Несвицкий оглянулся и увидал в пятнадцати шагах отделенного от него живою массой двигающейся пехоты красного, черного, лохматого, в фуражке на затылке и в молодецки накинутом на плече ментике Ваську Денисова.
– Вели ты им, чег'тям, дьяволам, дать дог'огу, – кричал. Денисов, видимо находясь в припадке горячности, блестя и поводя своими черными, как уголь, глазами в воспаленных белках и махая невынутою из ножен саблей, которую он держал такою же красною, как и лицо, голою маленькою рукой.
– Э! Вася! – отвечал радостно Несвицкий. – Да ты что?
– Эскадг'ону пг'ойти нельзя, – кричал Васька Денисов, злобно открывая белые зубы, шпоря своего красивого вороного, кровного Бедуина, который, мигая ушами от штыков, на которые он натыкался, фыркая, брызгая вокруг себя пеной с мундштука, звеня, бил копытами по доскам моста и, казалось, готов был перепрыгнуть через перила моста, ежели бы ему позволил седок. – Что это? как баг'аны! точь в точь баг'аны!

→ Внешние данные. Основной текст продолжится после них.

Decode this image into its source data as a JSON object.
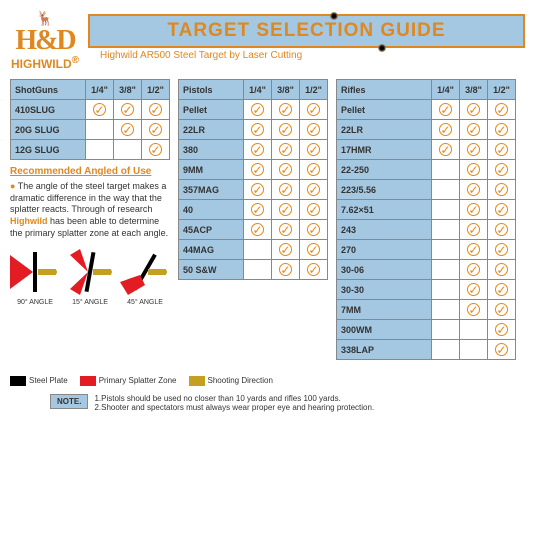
{
  "logo": {
    "hd": "H&D",
    "brand": "HIGHWILD",
    "reg": "®"
  },
  "title": "TARGET SELECTION GUIDE",
  "subtitle": "Highwild AR500 Steel Target by Laser Cutting",
  "thicknesses": [
    "1/4\"",
    "3/8\"",
    "1/2\""
  ],
  "shotguns": {
    "label": "ShotGuns",
    "rows": [
      {
        "name": "410SLUG",
        "ok": [
          true,
          true,
          true
        ]
      },
      {
        "name": "20G SLUG",
        "ok": [
          false,
          true,
          true
        ]
      },
      {
        "name": "12G SLUG",
        "ok": [
          false,
          false,
          true
        ]
      }
    ]
  },
  "pistols": {
    "label": "Pistols",
    "rows": [
      {
        "name": "Pellet",
        "ok": [
          true,
          true,
          true
        ]
      },
      {
        "name": "22LR",
        "ok": [
          true,
          true,
          true
        ]
      },
      {
        "name": "380",
        "ok": [
          true,
          true,
          true
        ]
      },
      {
        "name": "9MM",
        "ok": [
          true,
          true,
          true
        ]
      },
      {
        "name": "357MAG",
        "ok": [
          true,
          true,
          true
        ]
      },
      {
        "name": "40",
        "ok": [
          true,
          true,
          true
        ]
      },
      {
        "name": "45ACP",
        "ok": [
          true,
          true,
          true
        ]
      },
      {
        "name": "44MAG",
        "ok": [
          false,
          true,
          true
        ]
      },
      {
        "name": "50 S&W",
        "ok": [
          false,
          true,
          true
        ]
      }
    ]
  },
  "rifles": {
    "label": "Rifles",
    "rows": [
      {
        "name": "Pellet",
        "ok": [
          true,
          true,
          true
        ]
      },
      {
        "name": "22LR",
        "ok": [
          true,
          true,
          true
        ]
      },
      {
        "name": "17HMR",
        "ok": [
          true,
          true,
          true
        ]
      },
      {
        "name": "22-250",
        "ok": [
          false,
          true,
          true
        ]
      },
      {
        "name": "223/5.56",
        "ok": [
          false,
          true,
          true
        ]
      },
      {
        "name": "7.62×51",
        "ok": [
          false,
          true,
          true
        ]
      },
      {
        "name": "243",
        "ok": [
          false,
          true,
          true
        ]
      },
      {
        "name": "270",
        "ok": [
          false,
          true,
          true
        ]
      },
      {
        "name": "30-06",
        "ok": [
          false,
          true,
          true
        ]
      },
      {
        "name": "30-30",
        "ok": [
          false,
          true,
          true
        ]
      },
      {
        "name": "7MM",
        "ok": [
          false,
          true,
          true
        ]
      },
      {
        "name": "300WM",
        "ok": [
          false,
          false,
          true
        ]
      },
      {
        "name": "338LAP",
        "ok": [
          false,
          false,
          true
        ]
      }
    ]
  },
  "rec": {
    "title": "Recommended Angled of Use",
    "bullet": "●",
    "text1": "The angle of the steel target makes a dramatic difference in the way that the splatter reacts. Through of research ",
    "brand": "Highwild",
    "text2": " has been able to determine the primary splatter zone at each angle."
  },
  "angles": [
    "90° ANGLE",
    "15° ANGLE",
    "45° ANGLE"
  ],
  "legend": {
    "plate": {
      "color": "#000000",
      "label": "Steel Plate"
    },
    "splatter": {
      "color": "#e31b23",
      "label": "Primary Splatter Zone"
    },
    "direction": {
      "color": "#c4a020",
      "label": "Shooting Direction"
    }
  },
  "note": {
    "label": "NOTE.",
    "l1": "1.Pistols should be used no closer than 10 yards and rifles 100 yards.",
    "l2": "2.Shooter and spectators must always wear proper eye and hearing protection."
  },
  "colors": {
    "accent": "#e08820",
    "header_bg": "#a4c8e1",
    "border": "#888888"
  }
}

Пг'очь… дай дог'огу!… Стой там! ты повозка, чог'т! Саблей изг'ублю! – кричал он, действительно вынимая наголо саблю и начиная махать ею.

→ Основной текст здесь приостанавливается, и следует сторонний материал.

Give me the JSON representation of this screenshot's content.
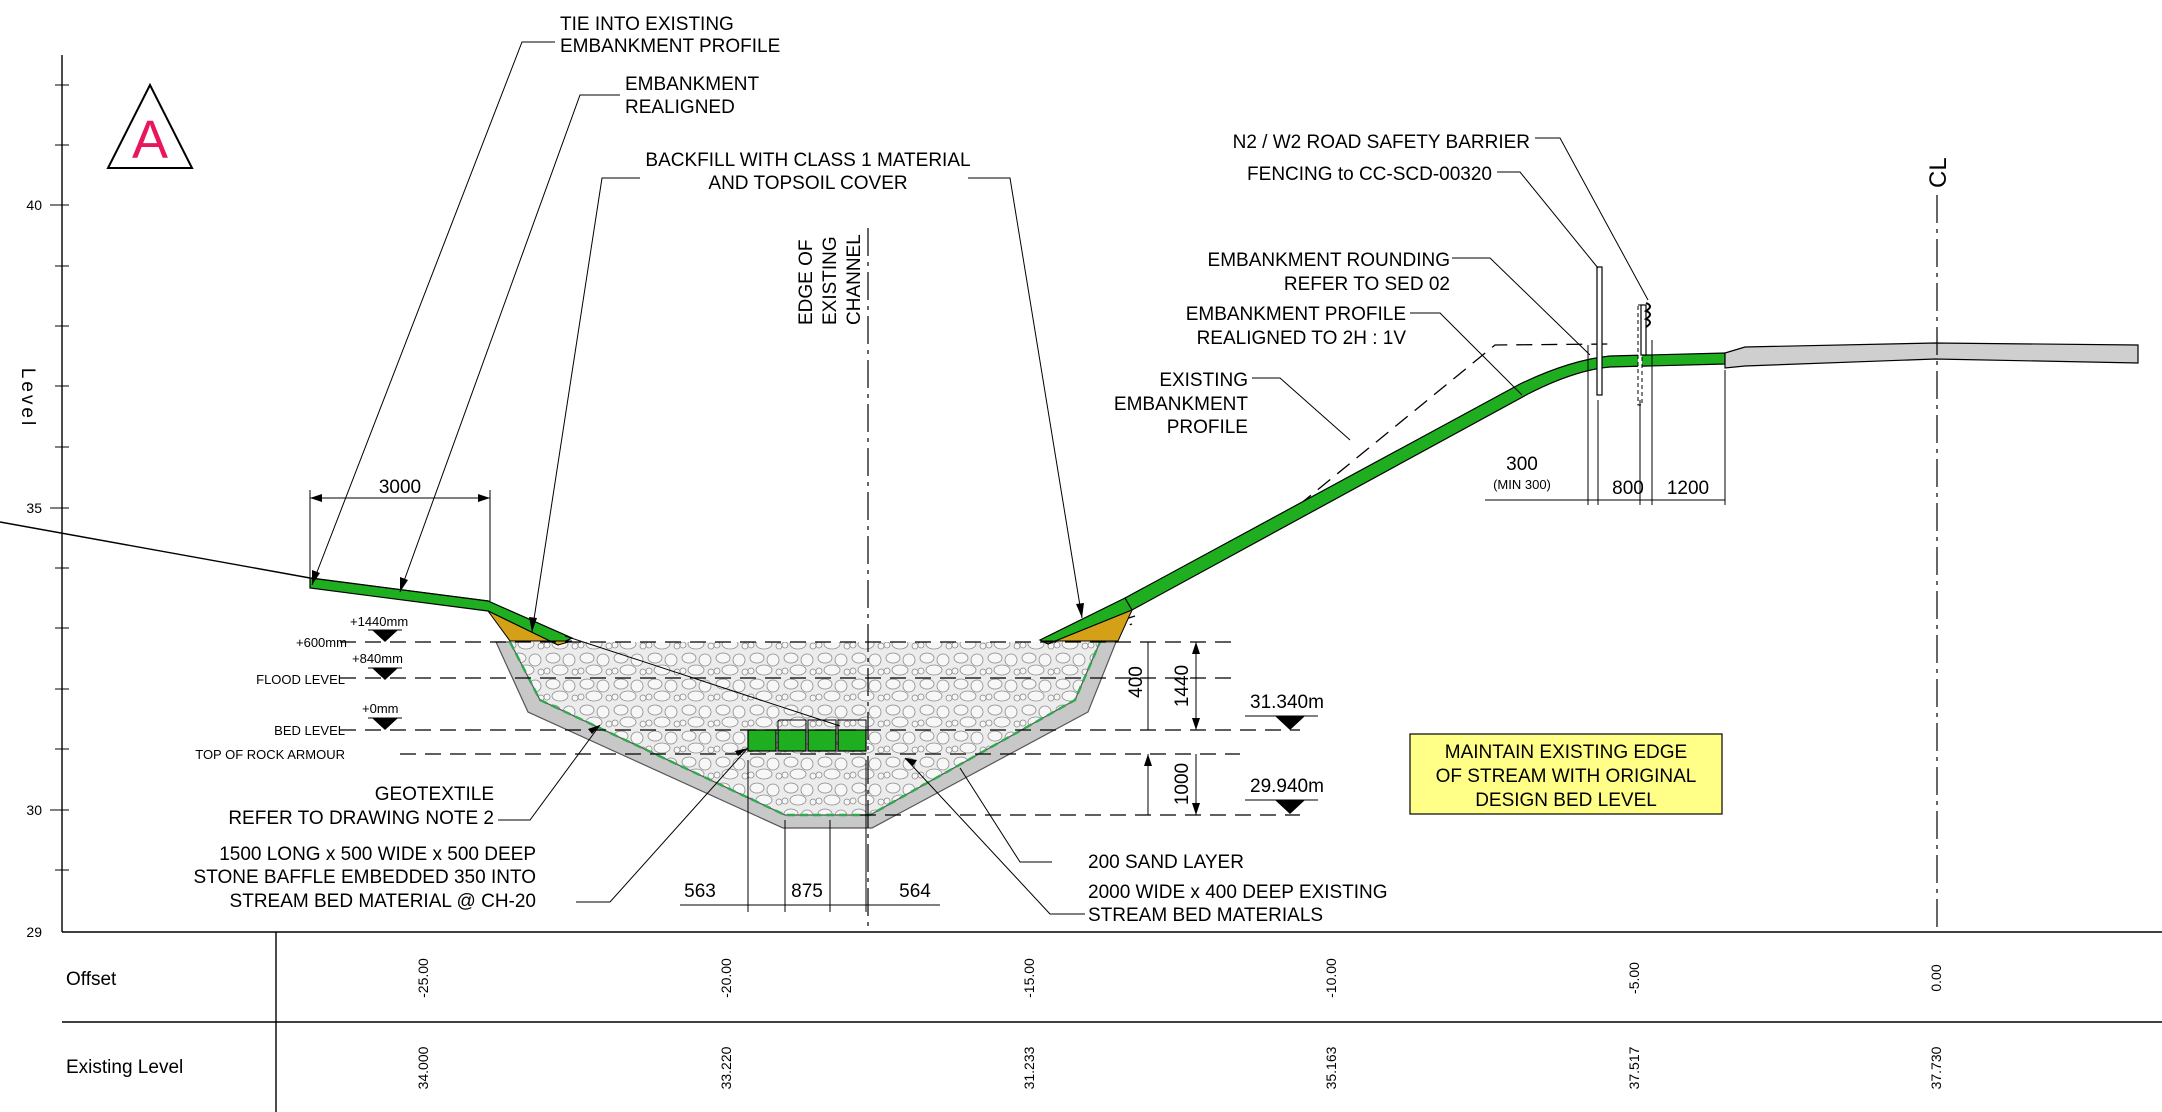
{
  "section_marker": {
    "letter": "A",
    "color": "#e8175d"
  },
  "axis": {
    "title": "Level",
    "level_ticks": [
      "40",
      "35",
      "30",
      "29"
    ]
  },
  "labels": {
    "tie_in": [
      "TIE INTO EXISTING",
      "EMBANKMENT PROFILE"
    ],
    "embankment_realigned": [
      "EMBANKMENT",
      "REALIGNED"
    ],
    "backfill": [
      "BACKFILL WITH CLASS 1 MATERIAL",
      "AND TOPSOIL COVER"
    ],
    "edge_channel": [
      "EDGE OF",
      "EXISTING",
      "CHANNEL"
    ],
    "barrier": "N2 / W2 ROAD SAFETY BARRIER",
    "fencing": "FENCING to CC-SCD-00320",
    "cl": "CL",
    "rounding": [
      "EMBANKMENT ROUNDING",
      "REFER TO SED 02"
    ],
    "profile_realigned": [
      "EMBANKMENT PROFILE",
      "REALIGNED TO 2H : 1V"
    ],
    "existing_profile": [
      "EXISTING",
      "EMBANKMENT",
      "PROFILE"
    ],
    "geotextile": [
      "GEOTEXTILE",
      "REFER TO DRAWING NOTE 2"
    ],
    "baffle": [
      "1500 LONG x 500 WIDE x 500 DEEP",
      "STONE BAFFLE EMBEDDED 350 INTO",
      "STREAM BED MATERIAL @ CH-20"
    ],
    "sand": "200 SAND LAYER",
    "bed_materials": [
      "2000 WIDE x 400 DEEP EXISTING",
      "STREAM BED MATERIALS"
    ],
    "note": [
      "MAINTAIN EXISTING EDGE",
      "OF STREAM WITH ORIGINAL",
      "DESIGN BED LEVEL"
    ]
  },
  "levels": {
    "plus1440": "+1440mm",
    "plus600": "+600mm",
    "plus840": "+840mm",
    "flood": "FLOOD LEVEL",
    "plus0": "+0mm",
    "bed": "BED LEVEL",
    "rock_top": "TOP OF ROCK ARMOUR",
    "rl_upper": "31.340m",
    "rl_lower": "29.940m"
  },
  "dimensions": {
    "d3000": "3000",
    "d300": "300",
    "d300_min": "(MIN 300)",
    "d800": "800",
    "d1200": "1200",
    "d400": "400",
    "d1440": "1440",
    "d1000": "1000",
    "d563": "563",
    "d875": "875",
    "d564": "564"
  },
  "table": {
    "offset_label": "Offset",
    "existing_label": "Existing Level",
    "offsets": [
      "-25.00",
      "-20.00",
      "-15.00",
      "-10.00",
      "-5.00",
      "0.00"
    ],
    "existing_levels": [
      "34.000",
      "33.220",
      "31.233",
      "35.163",
      "37.517",
      "37.730"
    ]
  },
  "colors": {
    "embankment": "#1fae1f",
    "topsoil": "#d4a017",
    "rock": "#e6e6e6",
    "sand": "#c8c8c8",
    "road": "#cfcfcf",
    "note_bg": "#ffff88"
  }
}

Солдаты с испуганными лицами нажались друг на друга, и Денисов присоединился к Несвицкому.
– Что же ты не пьян нынче? – сказал Несвицкий Денисову, когда он подъехал к нему.

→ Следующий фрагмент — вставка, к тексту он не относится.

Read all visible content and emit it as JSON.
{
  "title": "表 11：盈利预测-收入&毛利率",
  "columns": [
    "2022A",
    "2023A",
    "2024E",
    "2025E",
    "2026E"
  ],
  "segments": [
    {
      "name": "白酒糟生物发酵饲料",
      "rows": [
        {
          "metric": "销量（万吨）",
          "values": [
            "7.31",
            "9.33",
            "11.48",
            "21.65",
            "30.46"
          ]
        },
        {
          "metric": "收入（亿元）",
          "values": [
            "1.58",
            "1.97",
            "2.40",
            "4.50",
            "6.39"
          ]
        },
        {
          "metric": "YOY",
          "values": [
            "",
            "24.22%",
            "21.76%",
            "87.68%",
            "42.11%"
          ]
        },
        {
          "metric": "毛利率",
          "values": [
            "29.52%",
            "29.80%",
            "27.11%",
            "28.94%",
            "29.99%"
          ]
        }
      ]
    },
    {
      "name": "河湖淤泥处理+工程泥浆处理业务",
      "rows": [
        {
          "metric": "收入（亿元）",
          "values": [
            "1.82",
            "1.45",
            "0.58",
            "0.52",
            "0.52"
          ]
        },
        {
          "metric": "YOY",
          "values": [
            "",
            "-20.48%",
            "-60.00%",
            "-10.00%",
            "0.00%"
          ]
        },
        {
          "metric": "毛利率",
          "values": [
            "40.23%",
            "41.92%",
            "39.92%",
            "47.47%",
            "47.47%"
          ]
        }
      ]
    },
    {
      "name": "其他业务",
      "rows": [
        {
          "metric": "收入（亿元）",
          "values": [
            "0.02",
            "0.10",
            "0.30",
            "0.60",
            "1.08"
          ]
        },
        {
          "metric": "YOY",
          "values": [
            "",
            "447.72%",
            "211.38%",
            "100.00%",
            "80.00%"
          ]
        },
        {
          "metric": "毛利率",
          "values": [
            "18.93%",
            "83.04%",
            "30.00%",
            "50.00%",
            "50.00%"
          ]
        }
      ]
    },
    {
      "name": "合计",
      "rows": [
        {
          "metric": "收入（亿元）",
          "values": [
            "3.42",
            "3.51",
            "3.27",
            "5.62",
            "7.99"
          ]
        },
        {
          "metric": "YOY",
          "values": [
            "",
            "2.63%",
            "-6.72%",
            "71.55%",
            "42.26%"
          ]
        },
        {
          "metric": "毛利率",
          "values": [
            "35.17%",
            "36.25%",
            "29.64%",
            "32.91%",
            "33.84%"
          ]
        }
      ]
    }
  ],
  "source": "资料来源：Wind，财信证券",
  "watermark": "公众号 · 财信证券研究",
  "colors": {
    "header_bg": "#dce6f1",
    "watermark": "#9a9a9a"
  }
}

– И напиться то вг'емени не дадут! – отвечал Васька Денисов. – Целый день то туда, то сюда таскают полк. Дг'аться – так дг'аться. А то чог'т знает что такое!
– Каким ты щеголем нынче! – оглядывая его новый ментик и вальтрап, сказал Несвицкий.
Денисов улыбнулся, достал из ташки платок, распространявший запах духов, и сунул в нос Несвицкому.
– Нельзя, в дело иду! выбг'ился, зубы вычистил и надушился.
Осанистая фигура Несвицкого, сопровождаемая казаком, и решительность Денисова, махавшего саблей и отчаянно кричавшего, подействовали так, что они протискались на ту сторону моста и остановили пехоту. Несвицкий нашел у выезда полковника, которому ему надо было передать приказание, и, исполнив свое поручение, поехал назад.